図16(a)は、点線によって境界付けられたボロノイセルを有する適応的ボロノイ分割を、生成点並びにボロノイセルのコーナー及びエッジの中点を示す点と共に示す。
図16(b)は、ボロノイセルの生成点を実線で接続することによる、ドロネー三角分割を示す。エッジEは、トポロジー条件を満たさず、破線曲線に従って補正されなければならないドロネー三角分割のエッジを示す。
図16(c)は、トポロジー条件が満たされるよう、
図16(b)のエッジEが、
図16(b)の破線曲線に従って、迂回を行うと共に隣接するボロノイセルのエッジの中点を通るエッジによって置き換えられた、補正されたドロネー三角形分割を示す。補正されたドロネー三角分割から得られた第2のスケルトングラフは、適応的ボロノイ分割から得られた第1のスケルトングラフと、本質的に二重である。
【0097】
図17は、本発明に従って3次元物品の最小表面構造を積層製造する方法の一実施形態を示すフローチャートである。ステップS1において、コンピュータは、3次元物品のエンベロープをそれ自体に記録する。ステップS2において、コンピュータは、3次元物品のそれぞれの位置における少なくとも1つの物理パラメータの局所要件値に対応する密度場の密度を有するエンベロープによって囲まれたボリュームにわたる密度場を生成する。ステップS3において、コンピュータは、密度場を用いて、ボリュームの適応的ボロノイ分割を生成する。ステップS4において、コンピュータは、適応的ボロノイ分割に関連する第1のスケルトングラフを生成する。ステップS5において、コンピュータは、第1のスケルトングラフに関連する第2のスケルトングラフを生成する。ステップS6において、コンピュータは、第1及び第2のスケルトングラフから、デジタル最小表面モデルを生成する。ステップS7において、3Dプリンタが、デジタル最小表面モデルに従って最小表面構造を積層製造する。
【0098】
図18は、本発明による方法の実施形態のブロック図を示す。まず、
図17に示されるような方法を実行するためのコンピュータ実行可能命令を記憶した、記憶装置のような持続性コンピュータ可読媒体101を有するコンピュータ10が、デジタル最小表面モデル5を生成する。デジタル最小表面モデル5は、記憶装置のような持続性コンピュータ可読媒体20上にCADファイルとして記憶される。CADファイルを用いて、3Dプリンタ30が、デジタル最小表面モデル5に従って最小表面構造63をプリントする。
【0099】
図19は、3次元物品のエンベロープを横断するスケルトングラフのセグメントを処理する例を示しており、3次元物品のエンベロープを横断する第1及び/又は第2のスケルトングラフのセグメントから、エンベロープによって囲まれたボリュームの外側にある第1のセグメント部分が除去され、第1及び/又は第2のスケルトングラフのセグメントがエンベロープを横断する位置におけるエンベロープに関する鏡像化により得られるセグメント部分によって置き換えられ、第2のセグメント部分はボリュームの内側にあり、第1のセグメント部分に隣接する。

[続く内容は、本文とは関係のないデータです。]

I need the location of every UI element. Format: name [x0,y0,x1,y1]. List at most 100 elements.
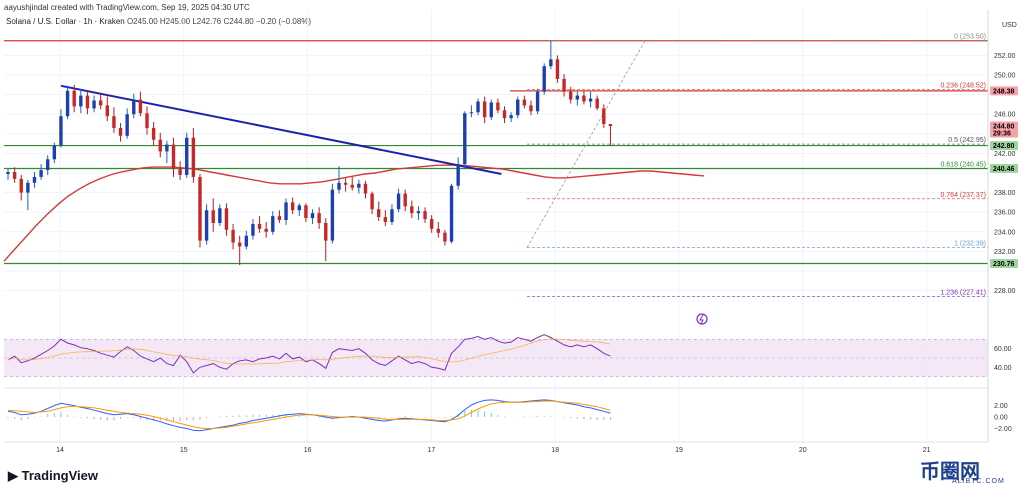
candle-body [284,202,288,221]
candle-body [125,114,129,136]
candle-body [271,216,275,232]
time-axis[interactable]: 14 15 16 17 18 19 20 21 [56,447,930,454]
candle [562,74,566,97]
candle-body [416,211,421,214]
candle-body [204,210,209,241]
rsi-tick-label: 40.00 [994,365,1012,372]
watermark-logo: 币圈网 [920,461,980,483]
support-resistance-levels [4,40,988,265]
price-axis[interactable]: 252.00 250.00 246.00 242.00 238.00 236.00 234.… [987,10,1016,442]
candle [46,155,50,175]
macd-tick-label: 0.00 [994,415,1008,422]
fib-label: 0 (253.50) [954,34,986,41]
candle [357,179,361,194]
y-tick-label: 242.00 [994,151,1016,158]
candle-body [224,208,229,230]
price-tag-text: 230.76 [993,261,1015,268]
y-tick-label: 228.00 [994,288,1016,295]
candle [132,93,136,119]
price-tag-text: 240.46 [993,166,1015,173]
candle [482,96,487,124]
x-tick-label: 16 [304,447,312,454]
candle [496,98,500,114]
candle-body [105,105,109,117]
candle-body [562,78,566,92]
candle [65,85,70,120]
candle [502,106,507,124]
candle [185,132,189,178]
candle [158,132,162,158]
candle [377,201,381,222]
candle [19,174,23,201]
x-tick-label: 21 [923,447,931,454]
tv-logo-icon: ▶︎ [8,468,18,483]
candle-body [290,202,295,211]
flash-icon[interactable] [696,313,708,325]
candle-body [112,116,116,128]
candle-body [257,223,262,229]
candle [443,229,447,246]
candle-body [370,193,374,210]
tradingview-logo[interactable]: ▶︎ TradingView [8,468,98,483]
candle [105,96,109,122]
candle-body [608,124,613,126]
candle [608,124,613,146]
symbol-legend[interactable]: Solana / U.S. Dollar · 1h · Kraken O245.… [6,17,311,26]
x-tick-label: 19 [675,447,683,454]
candle [410,200,414,219]
candle [118,123,123,142]
candle [509,112,513,123]
candle-body [158,139,162,152]
fib-label: 0.618 (240.45) [940,162,986,169]
candle-body [522,99,527,106]
candle-body [26,182,30,193]
grid [4,10,988,442]
y-tick-label: 238.00 [994,190,1016,197]
candle [569,86,573,104]
candle-body [52,145,57,160]
candle [231,223,235,250]
candle [337,166,341,194]
candle-body [145,113,149,128]
price-tag-bg [990,141,1018,151]
candle-body [542,66,546,92]
candle-body [403,193,407,207]
price-tag-text: 242.80 [993,143,1015,150]
candle-body [238,242,242,247]
candle-body [602,108,606,125]
candle-body [12,172,17,179]
macd-pane [4,399,988,443]
candle-body [32,176,37,183]
candle [582,90,586,105]
candle [59,109,63,148]
rsi-smoothed-line [7,338,611,365]
candle-body [569,91,573,100]
candle-body [277,216,282,221]
candle-body [496,102,500,111]
candle-body [582,95,586,102]
candle [12,167,17,183]
candle [304,203,308,222]
ohlc-values: O245.00 H245.00 L242.76 C244.80 −0.20 (−… [126,17,312,26]
candle [403,189,407,212]
candle [257,216,262,233]
candle-body [6,172,10,174]
candle-body [377,209,381,218]
candle [251,219,255,240]
candle-body [555,59,560,79]
candle-body [482,101,487,118]
watermark-sub: ALIBTC.COM [952,478,1005,485]
candle [151,122,156,146]
candle-body [165,144,169,152]
candle-body [595,98,599,109]
y-tick-label: 236.00 [994,210,1016,217]
x-tick-label: 20 [799,447,807,454]
candle-body [549,59,553,67]
rsi-tick-label: 60.00 [994,346,1012,353]
candle-body [59,116,63,146]
candle [324,218,328,262]
candle [549,40,553,70]
candle-body [151,127,156,140]
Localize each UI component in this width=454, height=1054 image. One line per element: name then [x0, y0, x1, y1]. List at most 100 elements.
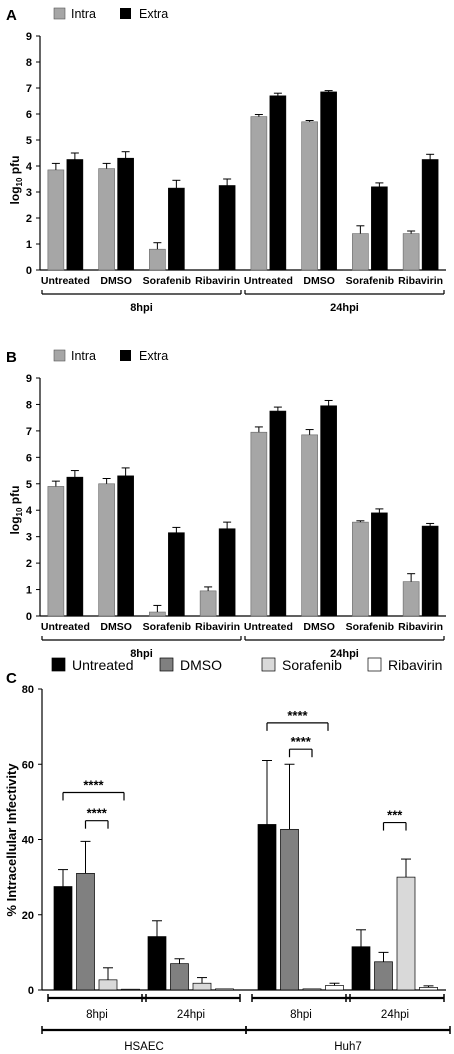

図19に見られるように、開放端セグメントA"'(x)、すなわち更なるセグメントに接続せずボイドに終わるセグメントが除去されている。更に、最も外側のセグメント、すなわち物品のスキン25を横断するセグメントから、スキンの外側の部品A"'(o)が除去され、物品の内側のセグメント部分A"'(i)の鏡像A"'(m)と置き換えられ、それによって、鏡像は、セグメントが横断する場所で、その内側でスキン25に関して鏡映される部分の鏡像である。これは、結果として生じる最小表面構造が、本質的に垂直な方向でエンベロープ25に接触し、したがって、理想的な荷重導管を提供することを確実にする。